When the pool heats up with activity it negatively impacts performance for the user at-console — UIs become less responsive, mouse movement is choppy. These are dedicated devices as whole disks and I have them on two different controllers (one external via eSATA one internal via SATA both identical disks) and if I think about it I think I'd rather have slower file operations on the pool than slower everything that is irregularly moving windows and trying to work.

My use case is that my Photography and Home Videos live on that pool — I use Lightroom and have my catalogs on my Fusion Drive HFS+ Volume which is separate from a dedicated SSD boot volume. I think I'm doing everything right in terms of optimizing use (catalogs and indexes on HFS+ Fusion Drives for performance and the images referenced are all on my zpool for reliability and integrity) so it isn't my intent to hijack someone else's issue but I think I'd prefer artificially capping resource utilization if it means the rest of my activities aren't impacted (obviously file operations will be impacted if they use that volume but I think that's what people expect already?)

In my particular circumstance is everything working as designed and should I consider a cache or ZIL in spite of my somewhat modest needs? I'm using 2x2TB physical volumes without dedupe but I do use compression.

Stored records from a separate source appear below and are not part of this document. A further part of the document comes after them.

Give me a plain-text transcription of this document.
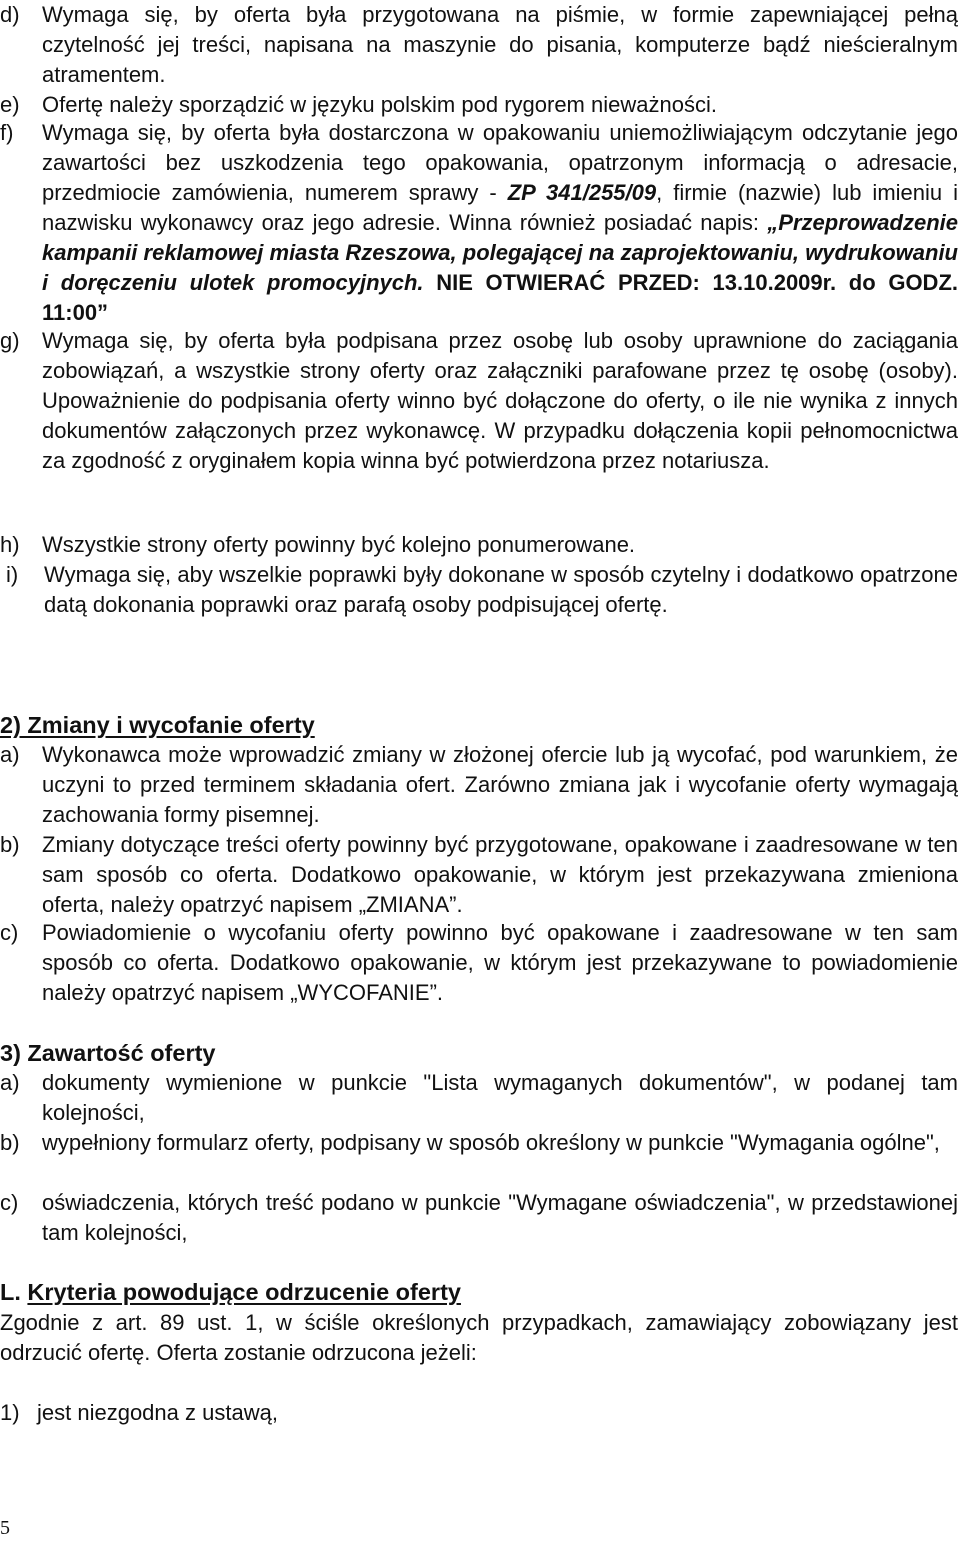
d) Wymaga się, by oferta była przygotowana na piśmie, w formie zapewniającej pełną czytelność jej treści, napisana na maszynie do pisania, komputerze bądź nieścieralnym atramentem.
e) Ofertę należy sporządzić w języku polskim pod rygorem nieważności.
f) Wymaga się, by oferta była dostarczona w opakowaniu uniemożliwiającym odczytanie jego zawartości bez uszkodzenia tego opakowania, opatrzonym informacją o adresacie, przedmiocie zamówienia, numerem sprawy - ZP 341/255/09, firmie (nazwie) lub imieniu i nazwisku wykonawcy oraz jego adresie. Winna również posiadać napis: „Przeprowadzenie kampanii reklamowej miasta Rzeszowa, polegającej na zaprojektowaniu, wydrukowaniu i doręczeniu ulotek promocyjnych. NIE OTWIERAĆ PRZED: 13.10.2009r. do GODZ. 11:00”
g) Wymaga się, by oferta była podpisana przez osobę lub osoby uprawnione do zaciągania zobowiązań, a wszystkie strony oferty oraz załączniki parafowane przez tę osobę (osoby). Upoważnienie do podpisania oferty winno być dołączone do oferty, o ile nie wynika z innych dokumentów załączonych przez wykonawcę. W przypadku dołączenia kopii pełnomocnictwa za zgodność z oryginałem kopia winna być potwierdzona przez notariusza.
h) Wszystkie strony oferty powinny być kolejno ponumerowane.
i) Wymaga się, aby wszelkie poprawki były dokonane w sposób czytelny i dodatkowo opatrzone datą dokonania poprawki oraz parafą osoby podpisującej ofertę.
2) Zmiany i wycofanie oferty
a) Wykonawca może wprowadzić zmiany w złożonej ofercie lub ją wycofać, pod warunkiem, że uczyni to przed terminem składania ofert. Zarówno zmiana jak i wycofanie oferty wymagają zachowania formy pisemnej.
b) Zmiany dotyczące treści oferty powinny być przygotowane, opakowane i zaadresowane w ten sam sposób co oferta. Dodatkowo opakowanie, w którym jest przekazywana zmieniona oferta, należy opatrzyć napisem „ZMIANA”.
c) Powiadomienie o wycofaniu oferty powinno być opakowane i zaadresowane w ten sam sposób co oferta. Dodatkowo opakowanie, w którym jest przekazywane to powiadomienie należy opatrzyć napisem „WYCOFANIE”.
3) Zawartość oferty
a) dokumenty wymienione w punkcie "Lista wymaganych dokumentów", w podanej tam kolejności,
b) wypełniony formularz oferty, podpisany w sposób określony w punkcie "Wymagania ogólne",
c) oświadczenia, których treść podano w punkcie "Wymagane oświadczenia", w przedstawionej tam kolejności,
L. Kryteria powodujące odrzucenie oferty
Zgodnie z art. 89 ust. 1, w ściśle określonych przypadkach, zamawiający zobowiązany jest odrzucić ofertę. Oferta zostanie odrzucona jeżeli:
1) jest niezgodna z ustawą,
5
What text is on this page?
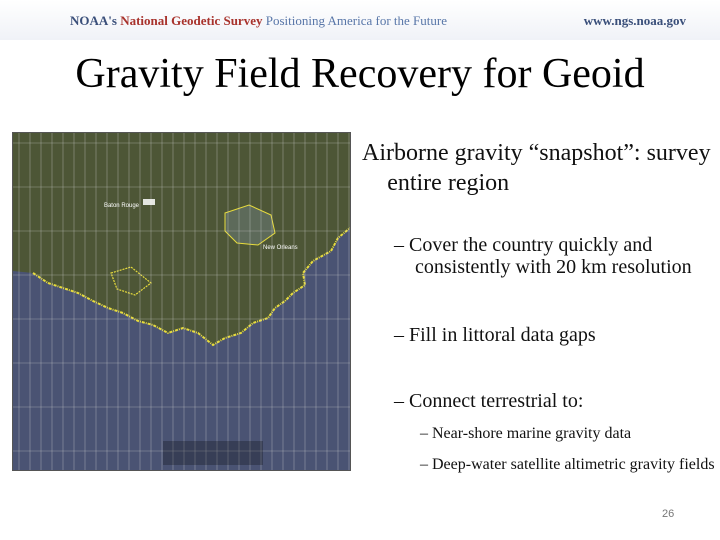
NOAA's National Geodetic Survey Positioning America for the Future	www.ngs.noaa.gov
Gravity Field Recovery for Geoid
Baton Rouge
New Orleans
Airborne gravity “snapshot”: survey entire region
– Cover the country quickly and consistently with 20 km resolution
– Fill in littoral data gaps
– Connect terrestrial to:
– Near-shore marine gravity data
– Deep-water satellite altimetric gravity fields
26
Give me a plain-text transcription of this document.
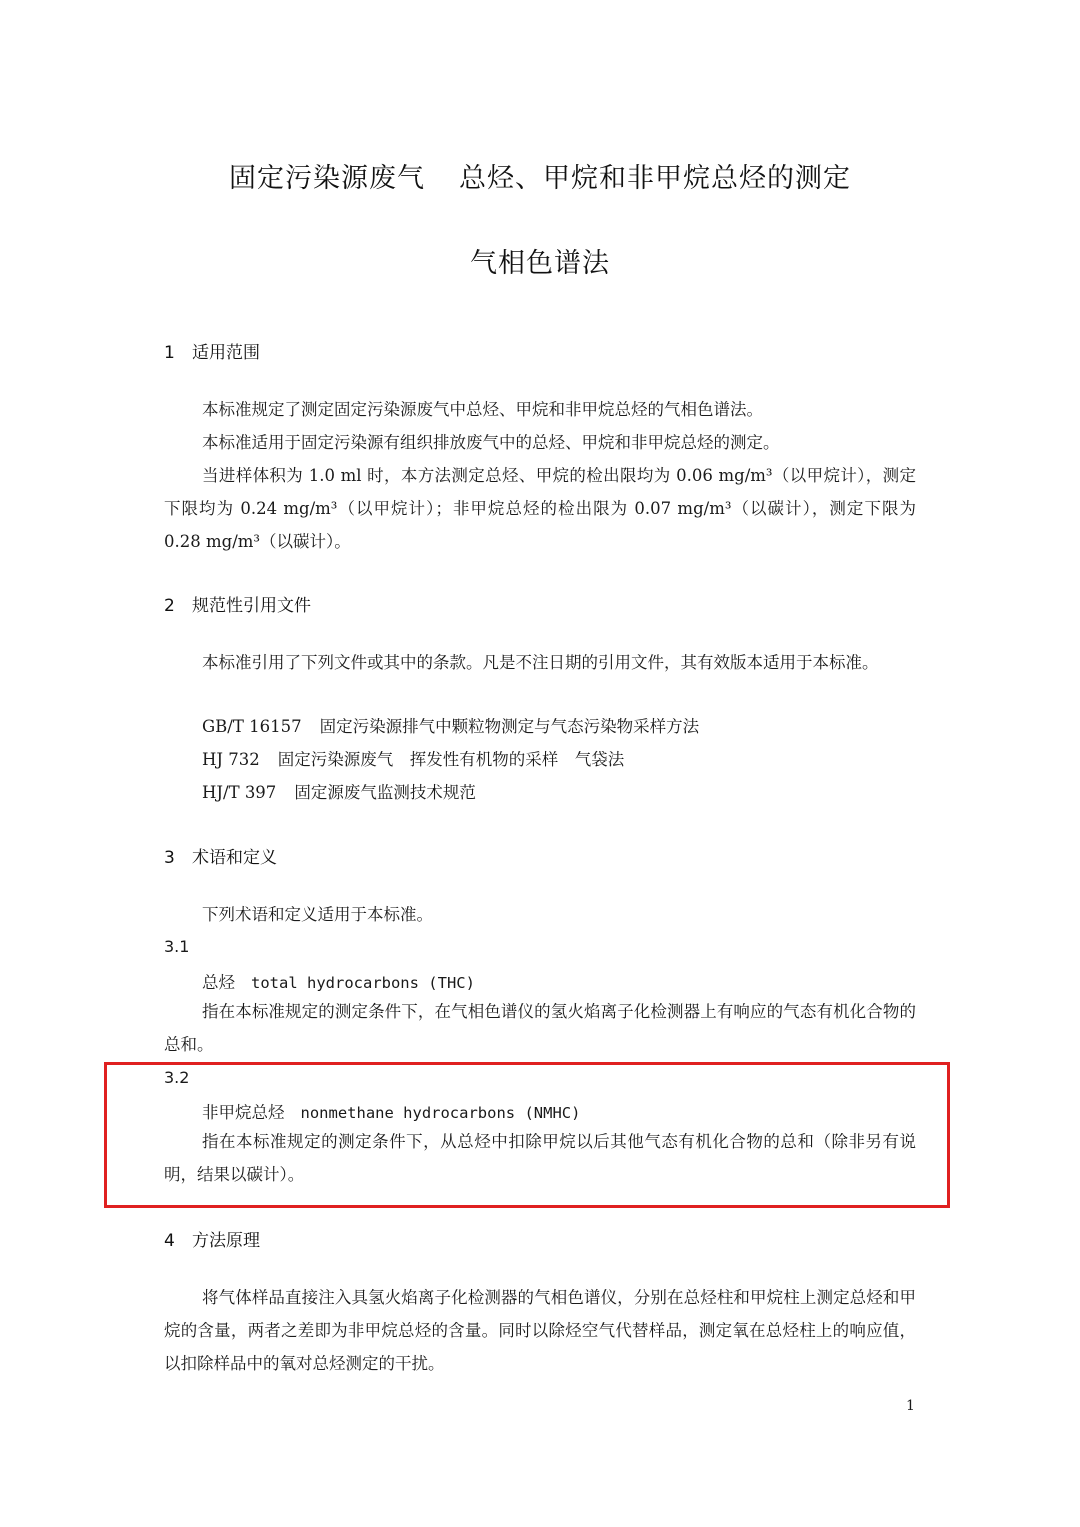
固定污染源废气 总烃、甲烷和非甲烷总烃的测定
气相色谱法
1 适用范围

本标准规定了测定固定污染源废气中总烃、甲烷和非甲烷总烃的气相色谱法。

本标准适用于固定污染源有组织排放废气中的总烃、甲烷和非甲烷总烃的测定。

当进样体积为 1.0 ml 时，本方法测定总烃、甲烷的检出限均为 0.06 mg/m³（以甲烷计），测定下限均为 0.24 mg/m³（以甲烷计）；非甲烷总烃的检出限为 0.07 mg/m³（以碳计），测定下限为 0.28 mg/m³（以碳计）。

2 规范性引用文件

本标准引用了下列文件或其中的条款。凡是不注日期的引用文件，其有效版本适用于本标准。

GB/T 16157 固定污染源排气中颗粒物测定与气态污染物采样方法
HJ 732 固定污染源废气　挥发性有机物的采样　气袋法
HJ/T 397 固定源废气监测技术规范
3 术语和定义

下列术语和定义适用于本标准。

3.1
总烃 total hydrocarbons (THC)

指在本标准规定的测定条件下，在气相色谱仪的氢火焰离子化检测器上有响应的气态有机化合物的总和。

3.2
非甲烷总烃 nonmethane hydrocarbons (NMHC)

指在本标准规定的测定条件下，从总烃中扣除甲烷以后其他气态有机化合物的总和（除非另有说明，结果以碳计）。

4 方法原理

将气体样品直接注入具氢火焰离子化检测器的气相色谱仪，分别在总烃柱和甲烷柱上测定总烃和甲烷的含量，两者之差即为非甲烷总烃的含量。同时以除烃空气代替样品，测定氧在总烃柱上的响应值，以扣除样品中的氧对总烃测定的干扰。

1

ilovezfs commented 10 years ago

When was the last time you updated your source trees and upgraded spl and zfs? The memory model was just totally overhauled two days ago, and this issue should probably be closed since it was about the old memory model.

emory commented 10 years ago

It's been a couple of weeks; I rebuilt binaries last night but haven't tested or activated. I'll be sure to prioritize that!

alanruttenberg commented 10 years ago

FWIW I'm using trunk as of today and I'm also experiencing the choppy, delayed mouse and less-responsiveness, though not always - seemingly after some extended use. Memory, at least as reported by istat, doesn't seem too problematic. I've tried limiting arc_max to between 3 and 6g and still have this happen.

Another anomaly is that it takes a longish time for my time machine ZVOL to mount. It's 500G quote, 325G full. It got so bad that I landed up cloning to a new ZVOL and while it is better now, it still has a delay mounting.

emory commented 10 years ago

I haven't noticed any delays in mounting personally, my openzfsosx workstation only has a 2TB mirror that is at about 70% capacity but I don't have a TM volume on it — maybe Time Machine is the cause of the delay in your case?

I rebuilt my binaries and installed two days ago. Heavy utilization still results in some chop but it isn't as severe as it used to be. Memory utilization via kernel_task isn't as exaggerated at all but holy hell File Cache seems excessive or maybe it's just accurately reporting now?

Right now memory_pressure is super low but I'm using 31.46GB of memory and 174MB of swap. 5GB wired, 12.78GB of App Memory, 220MB compressed and uh 13.7GB File Cache.

What really makes my machine get weird is doing something that traverses several hundred directories and looks for changed files — a common occurrence for Lightroom and checking metadata updates. FWIW my workflow is not in Adobe DNG but regular RAW files with sidecars so each image has an accompanying file with it. In my most usual workflow it skims 1335 directories and checks about 90k files ranging in size from 400KB to 50MB with some outliers that are much larger (exported TIFFs that stay in-library can be a few hundred MB.)

brendonhumphrey commented 9 years ago

Current code addresses this issue. It is believed that the problem was the allocator we have built into the SPL was driving the OS underlying allocator in such a way as to cause the stuttering/choking behaviours discussed above.